The formation of hemostatic plugs at sites of vascular injury crucially involves the multimeric glycoprotein von Willebrand factor (VWF). VWF multimers are linear chains of N-terminally linked dimers. The latter are formed from monomers via formation of the C-terminal disulfide bonds Cys2771-Cys2773’, Cys2773-Cys2771’, and Cys2811-Cys2811’. Mutations in VWF that impair multimerization can lead to subtype 2A of the bleeding disorder von Willebrand Disease (VWD). Commonly, the multimer size distribution of VWF is assessed by electrophoretic multimer analysis. Here, we present atomic force microscopy (AFM) imaging as a method to determine the size distribution of VWF variants by direct visualization at the single-molecule level. We first validated our approach by investigating recombinant wildtype VWF and a previously studied mutant (p.Cys1099Tyr) that impairs N-terminal multimerization. We obtained excellent quantitative agreement with results from earlier studies and with electrophoretic multimer analysis. We then imaged specific mutants that are known to exhibit disturbed C-terminal dimerization. For the mutants p.Cys2771Arg and p.Cys2773Arg, we found the majority of monomers (87 ± 5% and 73 ± 4%, respectively) not to be C-terminally dimerized. While these results confirm that Cys2771 and Cys2773 are crucial for dimerization, they additionally provide quantitative information on the mutants’ different abilities to form alternative C-terminal disulfides for residual dimerization. We further mutated Cys2811 to Ala and found that only 23 ± 3% of monomers are not C-terminally dimerized, indicating that Cys2811 is structurally less important for dimerization. Furthermore, for mutants p.Cys2771Arg, p.Cys2773Arg, and p.Cys2811Ala we found ‘even-numbered’ non-native multimers, i.e. multimers with monomers attached on both termini; a multimer species that cannot be distinguished from native multimers by conventional multimer analysis. Summarizing, we demonstrate that AFM imaging can provide unique insights into VWF processing defects at the single-molecule level that cannot be gained from established methods of multimer analysis.

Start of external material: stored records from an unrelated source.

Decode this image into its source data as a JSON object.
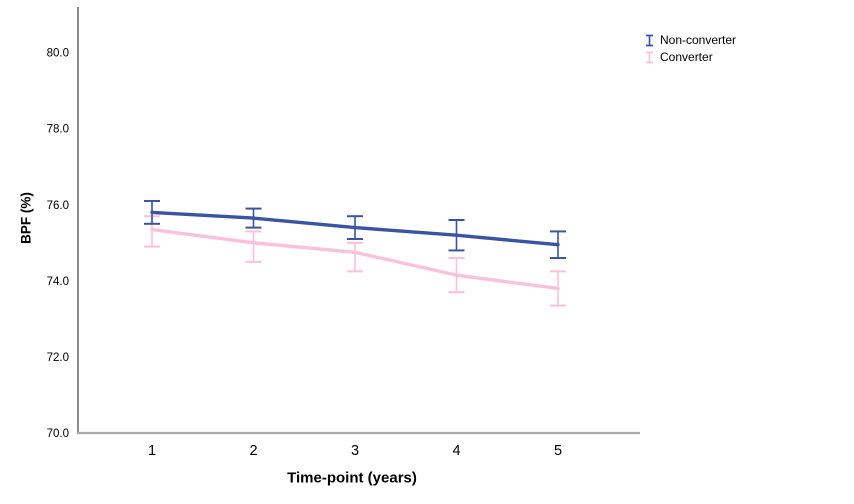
{
  "figure": {
    "background": "#ffffff",
    "axis_color": "#404040",
    "baseline_color": "#aaaaaa"
  },
  "chart_data": {
    "type": "line",
    "x": [
      1,
      2,
      3,
      4,
      5
    ],
    "xtick_labels": [
      "1",
      "2",
      "3",
      "4",
      "5"
    ],
    "yticks": [
      70.0,
      72.0,
      74.0,
      76.0,
      78.0,
      80.0
    ],
    "ytick_labels": [
      "70.0",
      "72.0",
      "74.0",
      "76.0",
      "78.0",
      "80.0"
    ],
    "ylim": [
      70.0,
      81.2
    ],
    "xlabel": "Time-point (years)",
    "ylabel": "BPF (%)",
    "grid": false,
    "legend_position": "top-right",
    "series": [
      {
        "name": "Non-converter",
        "color": "#3A53A3",
        "values": [
          75.8,
          75.65,
          75.4,
          75.2,
          74.95
        ],
        "error_low": [
          75.5,
          75.4,
          75.1,
          74.8,
          74.6
        ],
        "error_high": [
          76.1,
          75.9,
          75.7,
          75.6,
          75.3
        ]
      },
      {
        "name": "Converter",
        "color": "#FBC0DC",
        "values": [
          75.35,
          75.0,
          74.75,
          74.15,
          73.8
        ],
        "error_low": [
          74.9,
          74.5,
          74.25,
          73.7,
          73.35
        ],
        "error_high": [
          75.7,
          75.3,
          75.0,
          74.6,
          74.25
        ]
      }
    ]
  }
}
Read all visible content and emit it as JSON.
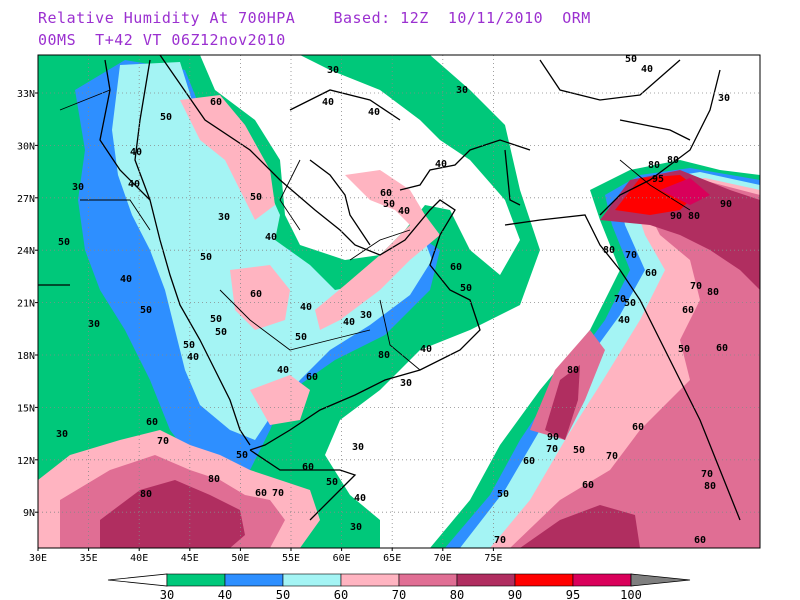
{
  "title": {
    "line1": "Relative Humidity At 700HPA    Based: 12Z  10/11/2010  ORM",
    "line2": "00MS  T+42 VT 06Z12nov2010"
  },
  "map": {
    "lon_labels": [
      "30E",
      "35E",
      "40E",
      "45E",
      "50E",
      "55E",
      "60E",
      "65E",
      "70E",
      "75E"
    ],
    "lat_labels": [
      "33N",
      "30N",
      "27N",
      "24N",
      "21N",
      "18N",
      "15N",
      "12N",
      "9N"
    ],
    "contour_labels": [
      "30",
      "40",
      "50",
      "60",
      "70",
      "80",
      "90",
      "95"
    ]
  },
  "colorbar": {
    "levels": [
      "30",
      "40",
      "50",
      "60",
      "70",
      "80",
      "90",
      "95",
      "100"
    ],
    "colors": [
      "#00c87a",
      "#2e8fff",
      "#a4f4f4",
      "#ffb4c1",
      "#e06e94",
      "#b02e60",
      "#ff0000",
      "#d9005a"
    ],
    "under_color": "#ffffff",
    "over_color": "#7f7f7f"
  },
  "colors": {
    "title": "#9b30d0",
    "land_outline": "#000000",
    "grid": "#888888"
  }
}
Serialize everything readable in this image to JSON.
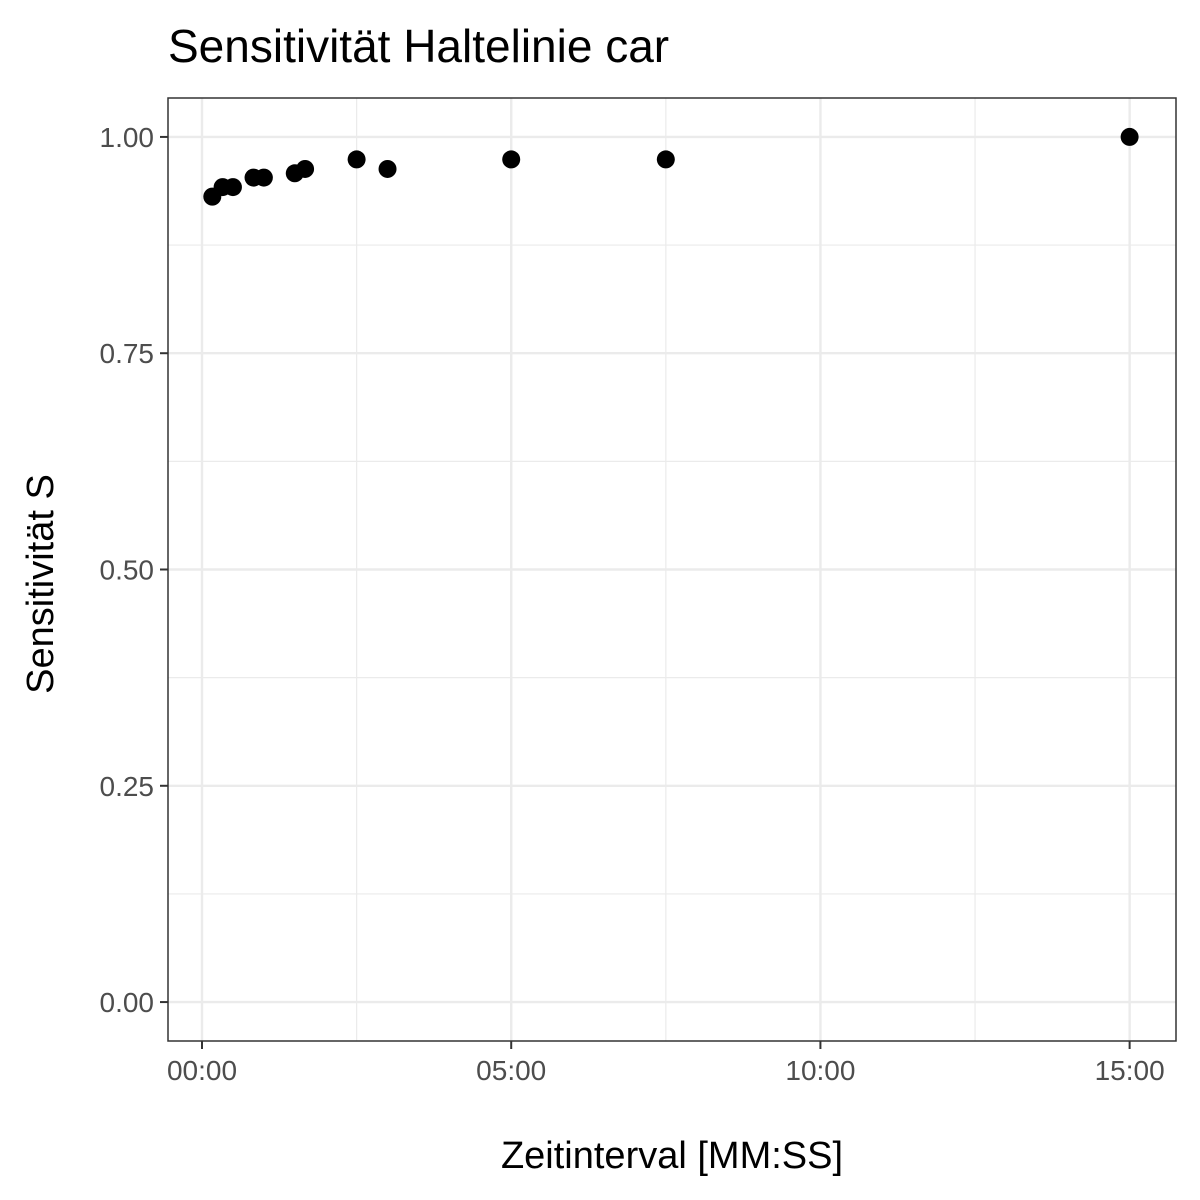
{
  "chart_data": {
    "type": "scatter",
    "title": "Sensitivität Haltelinie car",
    "xlabel": "Zeitinterval [MM:SS]",
    "ylabel": "Sensitivität S",
    "x_unit": "MM:SS",
    "xlim": [
      "-00:33",
      "15:45"
    ],
    "ylim": [
      -0.045,
      1.045
    ],
    "x_ticks": [
      "00:00",
      "05:00",
      "10:00",
      "15:00"
    ],
    "x_minor_ticks": [
      "02:30",
      "07:30",
      "12:30"
    ],
    "y_ticks": [
      "0.00",
      "0.25",
      "0.50",
      "0.75",
      "1.00"
    ],
    "y_minor_ticks": [
      0.125,
      0.375,
      0.625,
      0.875
    ],
    "grid": true,
    "point_color": "#000000",
    "series": [
      {
        "points": [
          {
            "x": "00:10",
            "y": 0.931
          },
          {
            "x": "00:20",
            "y": 0.942
          },
          {
            "x": "00:30",
            "y": 0.942
          },
          {
            "x": "00:50",
            "y": 0.953
          },
          {
            "x": "01:00",
            "y": 0.953
          },
          {
            "x": "01:30",
            "y": 0.958
          },
          {
            "x": "01:40",
            "y": 0.963
          },
          {
            "x": "02:30",
            "y": 0.974
          },
          {
            "x": "03:00",
            "y": 0.963
          },
          {
            "x": "05:00",
            "y": 0.974
          },
          {
            "x": "07:30",
            "y": 0.974
          },
          {
            "x": "15:00",
            "y": 1.0
          }
        ]
      }
    ]
  }
}
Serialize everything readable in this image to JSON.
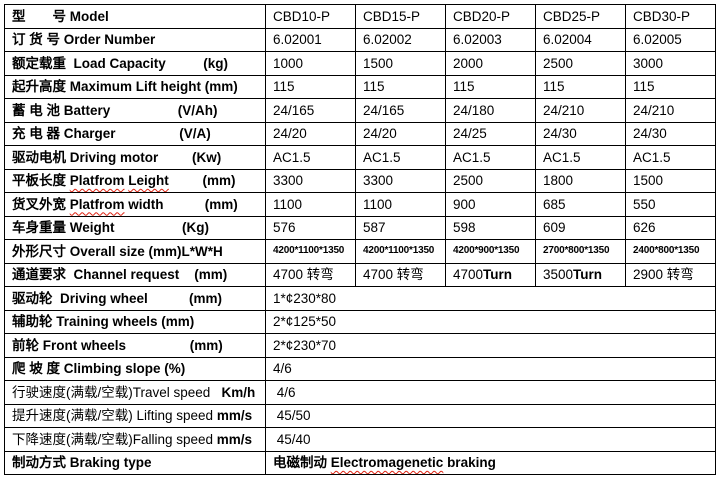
{
  "document": {
    "type": "product-specification-table",
    "text_color": "#000000",
    "border_color": "#000000",
    "background_color": "#ffffff",
    "spellcheck_underline_color": "#dd2211"
  },
  "table": {
    "model_columns": [
      "CBD10-P",
      "CBD15-P",
      "CBD20-P",
      "CBD25-P",
      "CBD30-P"
    ],
    "rows": [
      {
        "id": "model",
        "label": [
          {
            "t": "型　　号 Model",
            "b": true
          }
        ],
        "values": [
          "CBD10-P",
          "CBD15-P",
          "CBD20-P",
          "CBD25-P",
          "CBD30-P"
        ]
      },
      {
        "id": "order-number",
        "label": [
          {
            "t": "订 货 号 Order Number",
            "b": true
          }
        ],
        "values": [
          "6.02001",
          "6.02002",
          "6.02003",
          "6.02004",
          "6.02005"
        ]
      },
      {
        "id": "load-capacity",
        "label": [
          {
            "t": "额定载重  Load Capacity          (kg)",
            "b": true
          }
        ],
        "values": [
          "1000",
          "1500",
          "2000",
          "2500",
          "3000"
        ]
      },
      {
        "id": "max-lift-height",
        "label": [
          {
            "t": "起升高度 Maximum Lift height (mm)",
            "b": true
          }
        ],
        "values": [
          "115",
          "115",
          "115",
          "115",
          "115"
        ]
      },
      {
        "id": "battery",
        "label": [
          {
            "t": "蓄 电 池 Battery                  (V/Ah)",
            "b": true
          }
        ],
        "values": [
          "24/165",
          "24/165",
          "24/180",
          "24/210",
          "24/210"
        ]
      },
      {
        "id": "charger",
        "label": [
          {
            "t": "充 电 器 Charger                 (V/A)",
            "b": true
          }
        ],
        "values": [
          "24/20",
          "24/20",
          "24/25",
          "24/30",
          "24/30"
        ]
      },
      {
        "id": "driving-motor",
        "label": [
          {
            "t": "驱动电机 Driving motor         (Kw)",
            "b": true
          }
        ],
        "values": [
          "AC1.5",
          "AC1.5",
          "AC1.5",
          "AC1.5",
          "AC1.5"
        ]
      },
      {
        "id": "platform-length",
        "label": [
          {
            "t": "平板长度 ",
            "b": true
          },
          {
            "t": "Platfrom",
            "b": true,
            "sq": true
          },
          {
            "t": " ",
            "b": true
          },
          {
            "t": "Leight",
            "b": true,
            "sq": true
          },
          {
            "t": "         (mm)",
            "b": true
          }
        ],
        "values": [
          "3300",
          "3300",
          "2500",
          "1800",
          "1500"
        ]
      },
      {
        "id": "platform-width",
        "label": [
          {
            "t": "货叉外宽 ",
            "b": true
          },
          {
            "t": "Platfrom",
            "b": true,
            "sq": true
          },
          {
            "t": " width           (mm)",
            "b": true
          }
        ],
        "values": [
          "1100",
          "1100",
          "900",
          "685",
          "550"
        ]
      },
      {
        "id": "weight",
        "label": [
          {
            "t": "车身重量 Weight                  (Kg)",
            "b": true
          }
        ],
        "values": [
          "576",
          "587",
          "598",
          "609",
          "626"
        ]
      },
      {
        "id": "overall-size",
        "label": [
          {
            "t": "外形尺寸 Overall size (mm)L*W*H",
            "b": true
          }
        ],
        "small": true,
        "values": [
          "4200*1100*1350",
          "4200*1100*1350",
          "4200*900*1350",
          "2700*800*1350",
          "2400*800*1350"
        ]
      },
      {
        "id": "channel-request",
        "label": [
          {
            "t": "通道要求  Channel request    (mm)",
            "b": true
          }
        ],
        "values": [
          [
            {
              "t": "4700 转弯"
            }
          ],
          [
            {
              "t": "4700 转弯"
            }
          ],
          [
            {
              "t": "4700"
            },
            {
              "t": "Turn",
              "b": true
            }
          ],
          [
            {
              "t": "3500"
            },
            {
              "t": "Turn",
              "b": true
            }
          ],
          [
            {
              "t": "2900 转弯"
            }
          ]
        ]
      },
      {
        "id": "driving-wheel",
        "label": [
          {
            "t": "驱动轮  Driving wheel           (mm)",
            "b": true
          }
        ],
        "span_value": [
          {
            "t": "1*¢230*80"
          }
        ]
      },
      {
        "id": "training-wheels",
        "label": [
          {
            "t": "辅助轮 Training wheels (mm)",
            "b": true
          }
        ],
        "span_value": [
          {
            "t": "2*¢125*50"
          }
        ]
      },
      {
        "id": "front-wheels",
        "label": [
          {
            "t": "前轮 Front wheels                 (mm)",
            "b": true
          }
        ],
        "span_value": [
          {
            "t": "2*¢230*70"
          }
        ]
      },
      {
        "id": "climbing-slope",
        "label": [
          {
            "t": "爬 坡 度 Climbing slope (%)",
            "b": true
          }
        ],
        "span_value": [
          {
            "t": "4/6"
          }
        ]
      },
      {
        "id": "travel-speed",
        "label": [
          {
            "t": "行驶速度(满载/空载)Travel speed   ",
            "b": false
          },
          {
            "t": "Km/h",
            "b": true
          }
        ],
        "span_value": [
          {
            "t": " 4/6"
          }
        ]
      },
      {
        "id": "lifting-speed",
        "label": [
          {
            "t": "提升速度(满载/空载) Lifting speed ",
            "b": false
          },
          {
            "t": "mm/s",
            "b": true
          }
        ],
        "span_value": [
          {
            "t": " 45/50"
          }
        ]
      },
      {
        "id": "falling-speed",
        "label": [
          {
            "t": "下降速度(满载/空载)Falling speed ",
            "b": false
          },
          {
            "t": "mm/s",
            "b": true
          }
        ],
        "span_value": [
          {
            "t": " 45/40"
          }
        ]
      },
      {
        "id": "braking-type",
        "label": [
          {
            "t": "制动方式 Braking type",
            "b": true
          }
        ],
        "span_value": [
          {
            "t": "电磁制动 ",
            "b": true
          },
          {
            "t": "Electromagenetic",
            "b": true,
            "sq": true
          },
          {
            "t": " braking",
            "b": true
          }
        ]
      }
    ]
  }
}
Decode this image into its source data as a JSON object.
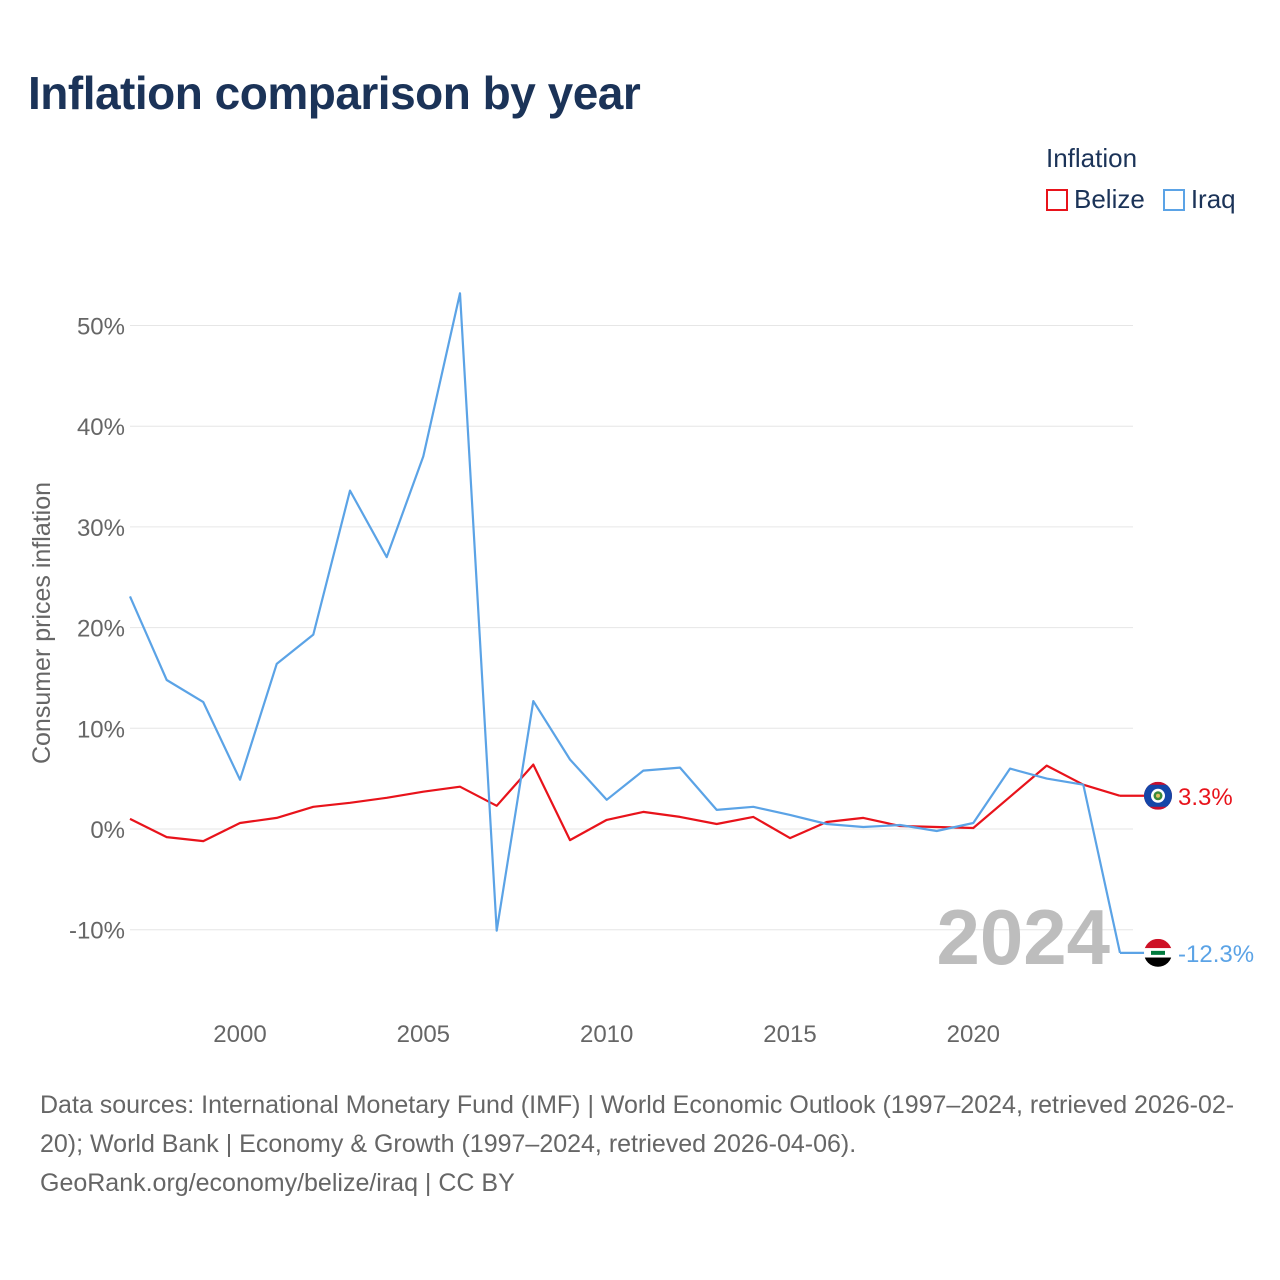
{
  "chart_data": {
    "type": "line",
    "title": "Inflation comparison by year",
    "ylabel": "Consumer prices inflation",
    "xlabel": "",
    "legend_title": "Inflation",
    "legend_position": "top-right",
    "x": [
      1997,
      1998,
      1999,
      2000,
      2001,
      2002,
      2003,
      2004,
      2005,
      2006,
      2007,
      2008,
      2009,
      2010,
      2011,
      2012,
      2013,
      2014,
      2015,
      2016,
      2017,
      2018,
      2019,
      2020,
      2021,
      2022,
      2023,
      2024
    ],
    "xlim": [
      1997,
      2024
    ],
    "ylim": [
      -15,
      55
    ],
    "x_ticks": [
      2000,
      2005,
      2010,
      2015,
      2020
    ],
    "x_tick_labels": [
      "2000",
      "2005",
      "2010",
      "2015",
      "2020"
    ],
    "y_ticks": [
      -10,
      0,
      10,
      20,
      30,
      40,
      50
    ],
    "y_tick_labels": [
      "-10%",
      "0%",
      "10%",
      "20%",
      "30%",
      "40%",
      "50%"
    ],
    "grid": true,
    "watermark_year": "2024",
    "series": [
      {
        "name": "Belize",
        "color": "#e8131b",
        "end_label": "3.3%",
        "flag": "belize-flag-icon",
        "values": [
          1.0,
          -0.8,
          -1.2,
          0.6,
          1.1,
          2.2,
          2.6,
          3.1,
          3.7,
          4.2,
          2.3,
          6.4,
          -1.1,
          0.9,
          1.7,
          1.2,
          0.5,
          1.2,
          -0.9,
          0.7,
          1.1,
          0.3,
          0.2,
          0.1,
          3.2,
          6.3,
          4.4,
          3.3
        ]
      },
      {
        "name": "Iraq",
        "color": "#5ba3e6",
        "end_label": "-12.3%",
        "flag": "iraq-flag-icon",
        "values": [
          23.1,
          14.8,
          12.6,
          4.9,
          16.4,
          19.3,
          33.6,
          27.0,
          37.0,
          53.2,
          -10.1,
          12.7,
          6.9,
          2.9,
          5.8,
          6.1,
          1.9,
          2.2,
          1.4,
          0.5,
          0.2,
          0.4,
          -0.2,
          0.6,
          6.0,
          5.0,
          4.4,
          -12.3
        ]
      }
    ]
  },
  "footer": {
    "sources_line": "Data sources: International Monetary Fund (IMF) | World Economic Outlook (1997–2024, retrieved 2026-02-20); World Bank | Economy & Growth (1997–2024, retrieved 2026-04-06).",
    "credit_line": "GeoRank.org/economy/belize/iraq | CC BY"
  }
}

血管损伤部位的止血栓的形成关键涉及多聚糖蛋白von Willebrand因子（VWF）。VWF多聚体是N末端连接的二聚体的线性链。后者通过形成C端二硫键Cys2771-Cys2773'，Cys2773-Cys2771'和Cys2811-Cys2811'由单体形成。VWF中影响多聚体的突变可导致出血性疾病von Willebrand病（VWD）的2A亚型。通常，VWF的多聚体尺寸分布是通过电泳多聚体分析来评估的。在这里，我们介绍原子力显微镜（AFM）成像作为一种方法，通过在单分子水平上直接可视化来确定VWF变体的大小分布。我们首先通过研究重组野生型VWF和先前研究的突变体（p。Cys1099Tyr）会损害N端多聚体。我们与早期研究的结果以及电泳多聚体分析获得了极好的定量一致性。然后，我们对已知表现出受干扰的C端二聚化的特定突变体进行了成像。对于突变体p.Cys2771Arg和p.Cys2773Arg，我们发现大多数单体（分别为87±5％和73±4％）没有C端二聚。尽管这些结果证实了Cys2771和Cys2773对于二聚化至关重要，但它们还提供了有关突变体形成剩余C-末端二硫化物以进行残留二聚化的不同能力的定量信息。我们进一步将Cys2811突变为Ala，发现只有23±3％的单体没有C端二聚化，表明Cys2811在结构上对二聚化的重要性较低。此外，对于突变体p.Cys2771Arg，​​p.Cys2773Arg和p.Cys2811Ala，我们发现了“偶数”非天然多聚体，即两个末端均带有单体的多聚体。通过常规多聚体分析无法将其与天然多聚体区分开的多聚体物种。总而言之，我们证明了AFM成像可以为单分子水平的VWF处理缺陷提供独特的见识，而这些缺陷是无法从已建立的多聚体分析方法中获得的。